The Organisation for Economic Co-operation and Development (OECD) has modernised the terms of its Arrangement on Officially Supported Export Credits to allow export credit agencies (ECAs) covered by the arrangement, which includes UKEF in the UK, to extend more generous incentives for climate-friendly transactions.

The OECD describes the Arrangement as a “gentlemen’s agreement” between participants, which include Australia, Canada, the EU, Japan, Korea, New Zealand, Norway, Switzerland, Turkey, the UK and the US.

It was created in 1978 building on an export credit “Consensus” agreed by fewer countries two years earlier. It is regularly updated to reflect the needs of participating countries and changes in global trade.

New rules

Under the new rules, UKEF will now be allowed to offer better or longer repayment terms and more flexible finance structures for more renewable and green transactions. 

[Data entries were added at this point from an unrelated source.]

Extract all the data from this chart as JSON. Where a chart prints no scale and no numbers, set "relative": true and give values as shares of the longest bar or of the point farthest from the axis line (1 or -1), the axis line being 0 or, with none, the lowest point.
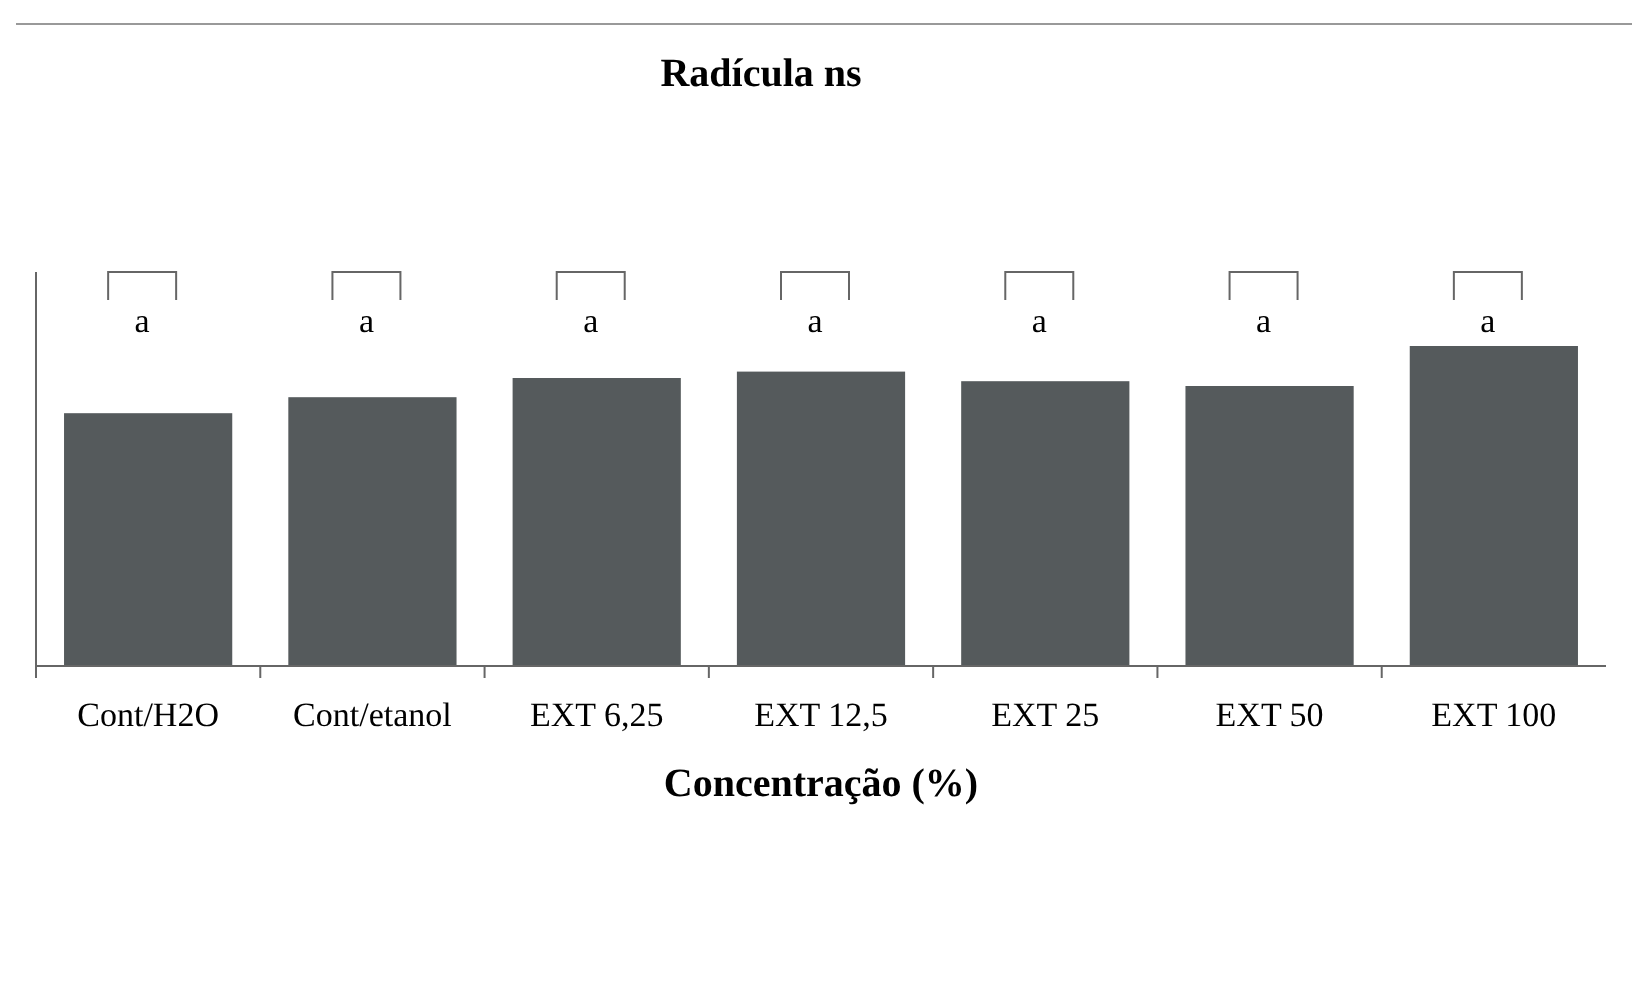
{
  "chart_data": {
    "type": "bar",
    "title": "Radícula ns",
    "xlabel": "Concentração (%)",
    "relative": true,
    "categories": [
      "Cont/H2O",
      "Cont/etanol",
      "EXT 6,25",
      "EXT 12,5",
      "EXT 25",
      "EXT 50",
      "EXT 100"
    ],
    "values": [
      0.79,
      0.84,
      0.9,
      0.92,
      0.89,
      0.875,
      1
    ],
    "color": "#555a5c",
    "annotations": [
      "a",
      "a",
      "a",
      "a",
      "a",
      "a",
      "a"
    ]
  }
}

In addition, the minimum credit risk premium rates have been lowered by applying a “term adjustment factor" for higher-risk transactions with longer repayment terms.

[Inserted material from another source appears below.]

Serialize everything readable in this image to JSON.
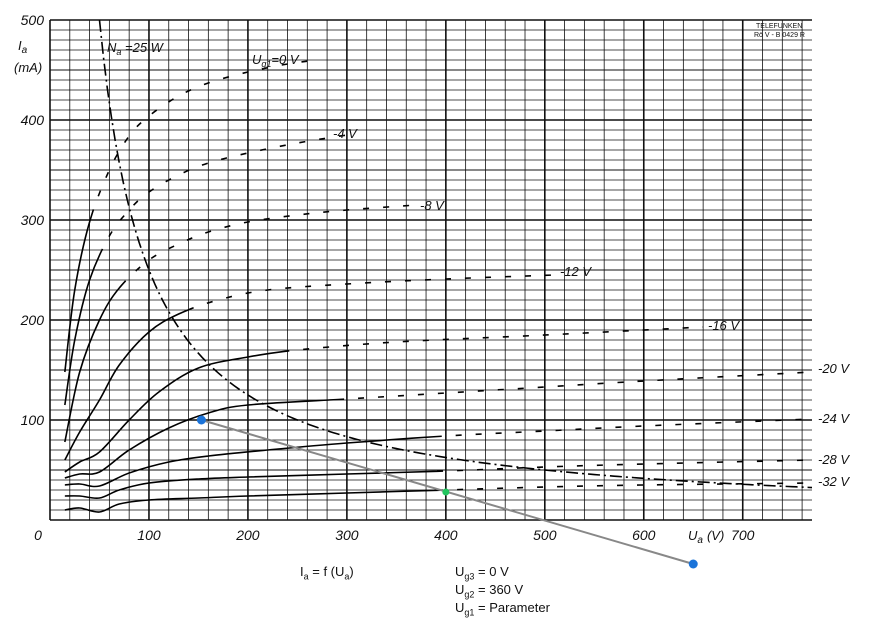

Jane Tait, a customs consultant at the Institute of Export & International Trade and an expert in sustainability and green trade see this announcement as another support for green finance that she says should help exporters bolster trade.

“When asking for green finance then the OECD, like many other organisations and governments will expect the business case to be fully ESG compliant and report accordingly.

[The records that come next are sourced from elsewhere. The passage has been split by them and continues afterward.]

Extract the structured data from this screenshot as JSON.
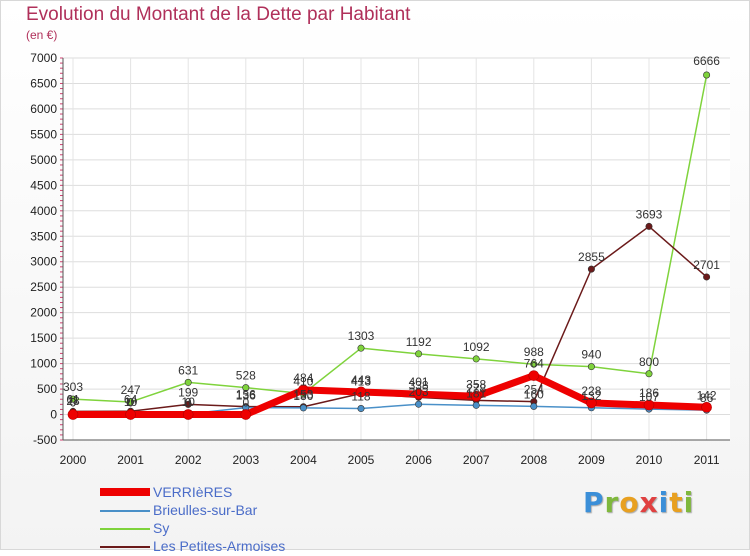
{
  "chart_data": {
    "type": "line",
    "title": "Evolution du Montant de la Dette par Habitant",
    "subtitle": "(en €)",
    "x": [
      "2000",
      "2001",
      "2002",
      "2003",
      "2004",
      "2005",
      "2006",
      "2007",
      "2008",
      "2009",
      "2010",
      "2011"
    ],
    "ylim": [
      -500,
      7000
    ],
    "yticks": [
      -500,
      0,
      500,
      1000,
      1500,
      2000,
      2500,
      3000,
      3500,
      4000,
      4500,
      5000,
      5500,
      6000,
      6500,
      7000
    ],
    "grid": true,
    "series": [
      {
        "name": "VERRIèRES",
        "color": "#ee0000",
        "values": [
          0,
          0,
          0,
          0,
          484,
          443,
          401,
          358,
          764,
          228,
          186,
          142
        ]
      },
      {
        "name": "Brieulles-sur-Bar",
        "color": "#4a90c8",
        "values": [
          28,
          10,
          10,
          136,
          130,
          118,
          203,
          181,
          160,
          132,
          107,
          86
        ]
      },
      {
        "name": "Sy",
        "color": "#7fd33c",
        "values": [
          303,
          247,
          631,
          528,
          410,
          1303,
          1192,
          1092,
          988,
          940,
          800,
          6666
        ]
      },
      {
        "name": "Les Petites-Armoises",
        "color": "#6b1a1a",
        "values": [
          61,
          64,
          199,
          156,
          153,
          413,
          338,
          278,
          254,
          2855,
          3693,
          2701
        ]
      }
    ]
  },
  "logo_text": "Proxiti"
}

Basically, if you do not report along ESG lines then access to green finance will be limited. In this regard, it will spread across the global trade arena.”

Towards net zero

Earlier in the year, having created a new department for energy and net zero, the UK government published its first Green Finance Strategy aimed at helping to finance the transition towards a Net-Zero economy by 2050.

The new OECD arrangement follows a proposal from EU countries to do more to encourage green trade and climate-friendly transactions. It includes an expansion of the scope of green or climate-friendly projects eligible for longer repayment terms (eligible under the “Climate Change Sector Understanding” or CCSU).

These include projects related to environmentally sustainable energy production; CO2 capture, storage, and transportation; transmission, distribution and storage of energy; clean hydrogen and ammonia; low emissions manufacturing; zero and low-emission transport; and clean energy minerals and ores.